Эти строгие и мрачные суждения, отголоски суровой древности, раздавались всё громче и наконец дошли до ушей матери Эмилии — Серафины Амато, женщины гордой, сильной и, несмотря на свои пятьдесят лет, до сего дня сохранившей красоту уроженки гор.
Сначала она не поверила слухам, оскорбившим ее.
— Это — клевета, — сказала она людям, — вы забыли, как моя дочь страдала за охрану своей чести!
— Нет, не мы, а она забыла это, — ответили люди.
Тогда Серафина, жившая в другой деревне, пришла к дочери и сказала ей:
— Я не хочу, чтобы про тебя говорили так, как начали говорить. То, что ты сделала в прошлом, — чистое и честное дело, несмотря на кровь, таким оно и должно остаться в поучение людям!
Дочь заплакала, говоря:
— Весь мир для людей, но для чего же люди, если они не сами для себя?..
— Спроси об этом священника, если так глупа, что не знаешь этого, — ответила ей мать.
Потом пришла к Донато и тоже, со всей энергией, предупредила его:
— Оставь мою дочь в покое, а то худо будет тебе!
— Послушай, — стал умолять ее молодой человек, — ведь я навсегда полюбил эту женщину, несчастную столько же, как я сам! Позволь мне увезти ее под другое небо, и всё будет хорошо!
Он только подлил масла в огонь этими словами.
— Вы хотите бежать? — с яростью и отчаянием вскричала Серафина. — Нет, этого не будет!

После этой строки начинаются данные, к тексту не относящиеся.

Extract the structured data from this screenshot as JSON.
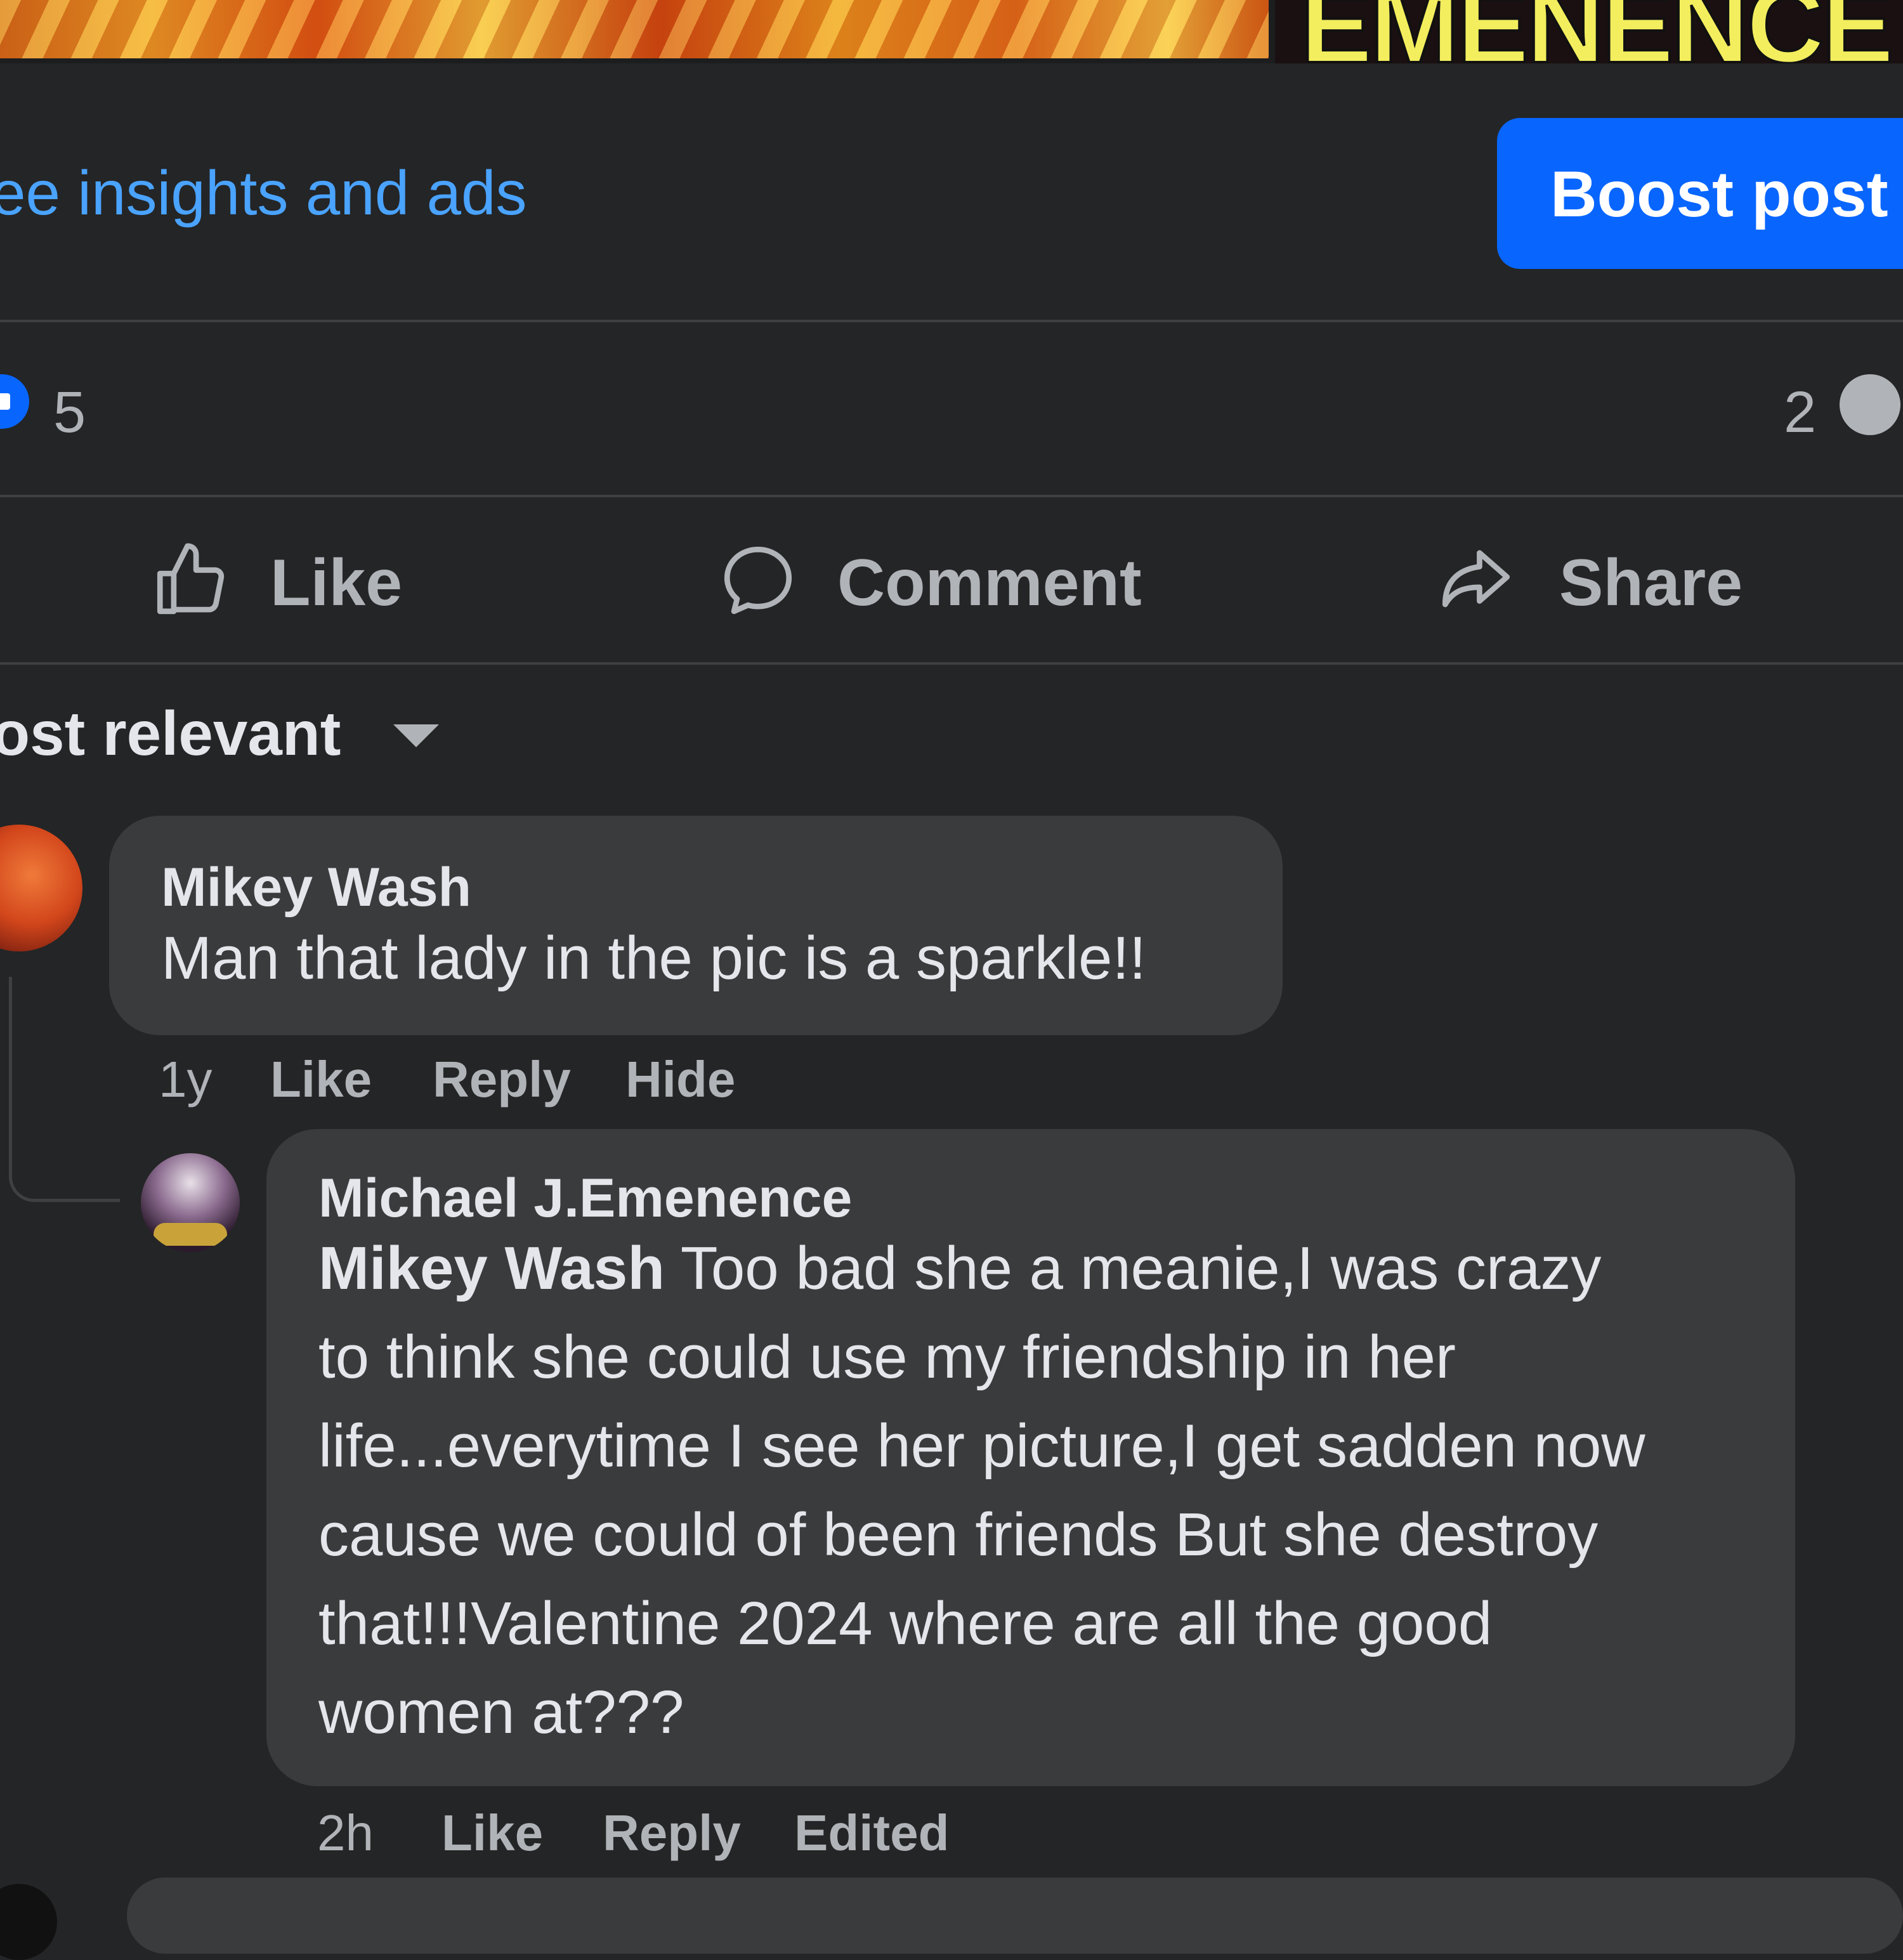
{
  "post": {
    "header_image_text": "EMENENCE",
    "insights_link": "ee insights and ads",
    "boost_button": "Boost post",
    "reaction_count": "5",
    "comment_count": "2"
  },
  "actions": {
    "like": "Like",
    "comment": "Comment",
    "share": "Share"
  },
  "sort": {
    "label": "lost relevant"
  },
  "comments": [
    {
      "author": "Mikey Wash",
      "text": "Man that lady in the pic is a sparkle!!",
      "time": "1y",
      "like": "Like",
      "reply": "Reply",
      "extra": "Hide"
    },
    {
      "author": "Michael J.Emenence",
      "mention": "Mikey Wash",
      "lines": [
        " Too bad she a meanie,I was crazy",
        "to think she could use my friendship in her",
        "life...everytime I see her picture,I get sadden now",
        "cause we could of been friends But she destroy",
        "that!!!Valentine 2024 where are all the good",
        "women at???"
      ],
      "time": "2h",
      "like": "Like",
      "reply": "Reply",
      "extra": "Edited"
    }
  ],
  "colors": {
    "background": "#242526",
    "bubble": "#3a3b3c",
    "link": "#4aa3ff",
    "primary_button": "#0866ff",
    "secondary_text": "#b0b3b8"
  }
}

Они расстались, рыча, как звери, и глядя друг на друга огненными глазами непримиримых врагов.
С этого дня Серафина стала следить за влюбленными, как умная собака за дичью, что, однако, не мешало им видеться украдкой, ночами — ведь любовь хитра и ловка тоже, как зверь.
Но однажды Серафине удалось подслушать, как ее дочь и Гварначья обсуждали план своего бегства, — в эту злую минуту она решилась на страшное дело.
В воскресенье народ собрался в церковь слушать мессу; впереди стояли женщины в ярких праздничных юбках и платках, сзади них, на коленях, мужчины; пришли и влюбленные помолиться мадонне о своей судьбе.
Серафина Амато явилась в церковь позднее всех, тоже одетая по-праздничному, в широком, вышитом цветными шерстями переднике поверх юбки, а под передником — топор.
Медленно, с молитвою на устах, она подошла к изображению архангела Михаила, патрона Сенеркии, преклонила колена пред ним, коснулась рукою его руки, а потом своих губ и, незаметно пробравшись к соблазнителю дочери, стоявшему на коленях, дважды ударила его по голове, вырубив на ней римское пять или букву V, что значит — вендетта, месть.
Вихрь ужаса охватил людей, с криком и воплями все бросились к выходу, многие упали без чувств на кафли пола, многие плакали, как дети, а Серафина стояла с топором в руке над беднягой Донато и бесчувственной дочерью своей, как Немезида деревни, богиня правосудия людей с прямою душой.
Так стояла она много минут, а когда люди, придя в себя, схватили ее, она стала громко молиться, подняв к небу глаза, пылающие дикой радостью:
— Святой Михаил — благодарю тебя! Это ты дал мне нужную силу, чтоб отомстить за поруганную честь женщины, моей дочери!
Когда же она узнала, что Гварначья жив и его отнесли на стуле в аптеку, чтобы перевязать страшные раны, ее охватил трепет, и, вращая безумными, полными страха глазами, она сказала:
— Нет, нет, я верю в бога, он умрет, этот человек!
Ведь я нанесла очень тяжкие раны, это чувствовали руки мои, и — бог справедлив — этот человек должен умереть!..
Скоро эту женщину будут судить и, конечно, осудят тяжко, но — чему может научить удар того человека, который сам себя считает в праве наносить удары и раны? Ведь железо не становится мягче, когда его куют.
Суд людей говорит человеку:
— Ты — виновен!
Человек отвечает «да» или «нет», и всё остается так, как было раньше.
А в конце концов, дорогие синьоры, надо сказать, что человек должен расти, плодиться там, где его посеял господь, где его любит земля и женщина…
Старик Джиованни Туба еще в ранней молодости изменил земле ради моря — эта синяя гладь, то ласковая и тихая, точно взгляд девушки, то бурная, как сердце женщины, охваченное страстью, эта пустыня, поглощающая солнце, ненужное рыбам, ничего не родя от совокупления с живым золотом лучей, кроме красоты и ослепительного блеска, — коварное море, вечно поющее о чем-то, возбуждая необоримое желание плыть в его даль, — многих оно отнимает у каменистой и немой земли, которая требует так много влаги у небес, так жадно хочет плодотворного труда людей и мало дает радости — мало!